Urinary 8-epi-PGF2alpha excretion as a marker of reactive oxygen species (ROS) formation increased 2-fold at 60 to 90 minutes after PCI in the control group, whereas it was unchanged after PCI in the nicorandil group. The incidence of no-reflow phenomenon was lower in the nicorandil group than in the control group. Left ventricular ejection fraction (LVEF) and cardiac index at 6 months were greater in the nicorandil group than in controls. Plasma brain natriuretic peptide level at 6 months was lower in the nicorandil group. Incidence of inhospital cardiac events and rehospitalization were lower in the nicorandil group than in controls (6) (Table1).
Tsuyoshi Isono et al. evaluated 49 patients undergoing elective PCI who were divided into two groups, nicorandil and control. There was significant suppression in myocardial enzyme levels (CPK, CKMB, TNI and myoglobin) in nicorandil group. Furthermore, regional left ventricular wall motion significantly improved at follow-up in the nicorandil compared to the control group (7) (Table2).

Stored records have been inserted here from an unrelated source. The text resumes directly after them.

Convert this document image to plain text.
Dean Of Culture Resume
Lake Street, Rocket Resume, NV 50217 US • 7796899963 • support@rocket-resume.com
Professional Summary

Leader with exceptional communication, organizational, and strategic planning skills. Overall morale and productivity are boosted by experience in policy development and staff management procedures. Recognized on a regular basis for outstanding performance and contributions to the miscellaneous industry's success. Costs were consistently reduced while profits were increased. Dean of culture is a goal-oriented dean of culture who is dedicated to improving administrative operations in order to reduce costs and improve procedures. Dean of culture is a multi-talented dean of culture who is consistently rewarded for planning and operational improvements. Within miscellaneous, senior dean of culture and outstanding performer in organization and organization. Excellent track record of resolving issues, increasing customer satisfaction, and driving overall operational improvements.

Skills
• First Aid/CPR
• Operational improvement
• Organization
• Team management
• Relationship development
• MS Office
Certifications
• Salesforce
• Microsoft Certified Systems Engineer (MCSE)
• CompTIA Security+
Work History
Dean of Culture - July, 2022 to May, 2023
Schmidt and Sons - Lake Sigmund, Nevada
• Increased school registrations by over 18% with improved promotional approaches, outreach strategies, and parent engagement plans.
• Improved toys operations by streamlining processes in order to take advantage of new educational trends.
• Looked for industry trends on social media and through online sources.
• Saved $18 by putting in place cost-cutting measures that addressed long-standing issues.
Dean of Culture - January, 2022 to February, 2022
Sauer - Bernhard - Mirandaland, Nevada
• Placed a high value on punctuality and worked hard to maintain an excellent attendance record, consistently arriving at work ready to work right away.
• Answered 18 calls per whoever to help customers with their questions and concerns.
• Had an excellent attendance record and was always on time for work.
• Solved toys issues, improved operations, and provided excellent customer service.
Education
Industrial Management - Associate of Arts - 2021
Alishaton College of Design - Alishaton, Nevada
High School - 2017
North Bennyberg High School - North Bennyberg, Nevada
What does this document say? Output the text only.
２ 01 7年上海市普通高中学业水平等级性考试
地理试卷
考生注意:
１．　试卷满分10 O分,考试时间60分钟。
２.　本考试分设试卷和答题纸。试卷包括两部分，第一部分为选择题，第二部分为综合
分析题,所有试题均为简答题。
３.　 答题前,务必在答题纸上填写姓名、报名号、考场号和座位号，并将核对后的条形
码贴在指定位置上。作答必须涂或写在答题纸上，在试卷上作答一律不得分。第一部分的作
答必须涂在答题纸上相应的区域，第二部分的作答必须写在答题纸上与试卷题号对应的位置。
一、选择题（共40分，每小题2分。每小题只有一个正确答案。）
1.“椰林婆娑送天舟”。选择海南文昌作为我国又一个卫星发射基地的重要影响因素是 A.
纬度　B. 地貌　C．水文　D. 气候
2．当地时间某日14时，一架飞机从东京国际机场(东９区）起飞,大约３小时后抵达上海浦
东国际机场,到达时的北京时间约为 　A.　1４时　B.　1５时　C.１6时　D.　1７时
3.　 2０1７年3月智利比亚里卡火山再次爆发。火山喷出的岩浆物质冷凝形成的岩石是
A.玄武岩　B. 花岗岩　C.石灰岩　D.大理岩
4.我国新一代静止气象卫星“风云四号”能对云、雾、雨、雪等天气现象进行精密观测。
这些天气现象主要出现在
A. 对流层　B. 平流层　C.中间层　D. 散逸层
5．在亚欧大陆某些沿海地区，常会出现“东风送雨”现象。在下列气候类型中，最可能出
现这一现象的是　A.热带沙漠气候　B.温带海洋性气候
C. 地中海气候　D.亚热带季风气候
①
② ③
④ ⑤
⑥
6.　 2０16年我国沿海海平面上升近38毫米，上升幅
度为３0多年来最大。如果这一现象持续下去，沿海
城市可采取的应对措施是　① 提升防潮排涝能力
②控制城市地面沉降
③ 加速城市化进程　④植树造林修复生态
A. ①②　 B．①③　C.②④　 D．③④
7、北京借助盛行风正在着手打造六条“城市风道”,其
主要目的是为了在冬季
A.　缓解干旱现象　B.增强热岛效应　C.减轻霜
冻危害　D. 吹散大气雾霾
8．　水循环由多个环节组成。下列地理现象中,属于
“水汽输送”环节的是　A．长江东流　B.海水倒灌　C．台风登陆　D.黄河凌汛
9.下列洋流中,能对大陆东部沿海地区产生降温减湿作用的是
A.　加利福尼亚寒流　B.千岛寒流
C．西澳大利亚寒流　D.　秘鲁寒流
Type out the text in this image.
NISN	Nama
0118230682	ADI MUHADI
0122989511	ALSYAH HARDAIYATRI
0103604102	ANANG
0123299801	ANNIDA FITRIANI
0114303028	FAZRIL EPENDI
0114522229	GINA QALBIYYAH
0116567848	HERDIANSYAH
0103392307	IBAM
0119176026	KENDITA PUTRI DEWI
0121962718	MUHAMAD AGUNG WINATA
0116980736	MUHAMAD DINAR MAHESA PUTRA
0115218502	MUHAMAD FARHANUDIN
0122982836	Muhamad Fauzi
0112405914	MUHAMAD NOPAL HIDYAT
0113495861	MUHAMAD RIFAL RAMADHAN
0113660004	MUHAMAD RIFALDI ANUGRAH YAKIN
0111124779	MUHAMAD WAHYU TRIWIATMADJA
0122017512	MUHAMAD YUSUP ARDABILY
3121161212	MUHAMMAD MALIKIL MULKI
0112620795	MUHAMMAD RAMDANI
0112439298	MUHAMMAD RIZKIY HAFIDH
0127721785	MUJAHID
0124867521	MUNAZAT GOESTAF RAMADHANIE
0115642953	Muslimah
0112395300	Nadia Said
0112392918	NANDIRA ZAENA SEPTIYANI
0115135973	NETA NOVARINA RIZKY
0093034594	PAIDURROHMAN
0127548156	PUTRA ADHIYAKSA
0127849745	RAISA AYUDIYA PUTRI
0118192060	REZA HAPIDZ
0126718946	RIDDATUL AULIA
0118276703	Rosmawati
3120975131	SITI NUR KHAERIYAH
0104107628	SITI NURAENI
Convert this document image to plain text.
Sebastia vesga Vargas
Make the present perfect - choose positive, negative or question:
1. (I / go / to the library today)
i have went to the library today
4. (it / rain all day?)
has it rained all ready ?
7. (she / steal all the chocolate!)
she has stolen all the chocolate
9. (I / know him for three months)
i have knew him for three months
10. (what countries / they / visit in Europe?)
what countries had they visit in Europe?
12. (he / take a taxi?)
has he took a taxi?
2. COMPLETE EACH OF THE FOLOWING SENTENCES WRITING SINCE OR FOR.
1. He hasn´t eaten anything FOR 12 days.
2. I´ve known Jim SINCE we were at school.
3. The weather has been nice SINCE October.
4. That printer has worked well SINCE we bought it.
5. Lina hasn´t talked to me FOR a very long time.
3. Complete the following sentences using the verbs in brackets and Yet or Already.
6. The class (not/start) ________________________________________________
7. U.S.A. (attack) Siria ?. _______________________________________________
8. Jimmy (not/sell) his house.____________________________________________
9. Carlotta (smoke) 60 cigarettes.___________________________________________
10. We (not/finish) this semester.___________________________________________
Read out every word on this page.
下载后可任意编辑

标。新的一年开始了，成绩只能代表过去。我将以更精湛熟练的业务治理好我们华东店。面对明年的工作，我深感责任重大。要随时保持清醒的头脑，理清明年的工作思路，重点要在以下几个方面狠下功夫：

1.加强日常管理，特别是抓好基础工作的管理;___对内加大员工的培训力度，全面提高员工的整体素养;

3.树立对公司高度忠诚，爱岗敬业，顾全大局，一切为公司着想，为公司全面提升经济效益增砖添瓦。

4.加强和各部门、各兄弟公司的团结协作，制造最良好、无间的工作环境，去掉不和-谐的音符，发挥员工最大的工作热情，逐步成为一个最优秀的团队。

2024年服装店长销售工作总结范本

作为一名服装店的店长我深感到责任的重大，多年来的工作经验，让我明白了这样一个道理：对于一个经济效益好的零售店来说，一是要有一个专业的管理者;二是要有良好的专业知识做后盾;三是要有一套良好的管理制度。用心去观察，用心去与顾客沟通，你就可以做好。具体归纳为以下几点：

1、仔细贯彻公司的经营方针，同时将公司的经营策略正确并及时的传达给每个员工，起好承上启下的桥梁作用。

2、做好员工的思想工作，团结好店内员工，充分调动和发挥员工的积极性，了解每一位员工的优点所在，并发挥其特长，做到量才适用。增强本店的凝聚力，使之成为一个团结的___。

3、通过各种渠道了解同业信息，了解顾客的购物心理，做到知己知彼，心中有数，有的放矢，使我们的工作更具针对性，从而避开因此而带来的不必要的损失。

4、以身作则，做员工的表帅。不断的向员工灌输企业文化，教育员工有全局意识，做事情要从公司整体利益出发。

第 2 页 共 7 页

Jongmin Hwang et al. evaluated 81 patients with stable or unstable angina undergoing PCIs of the left anterior descending artery, randomly assigned to the nicorandil group or the control group. There were no significant differences in post-PCI peak creatine phosphokinase MB isoform (CKMB) and troponin I enzyme levels between two groups (8) (Table2).
There are more studies about MI than stable angina and it seems the effect of nicorandil is proven in MI patients; but we need more studies about stable angina.
We would like to thank Clinical Research Development Center of Ghaem Hospital for their assistant in this manuscript. This study was supported by a grant from the Vice Chancellor for Research of the Mashhad University of Medical Sciences for the research project as a medical student thesis with approval number of 910415.
Conflict of Interest
The authors declare no conflict of interest.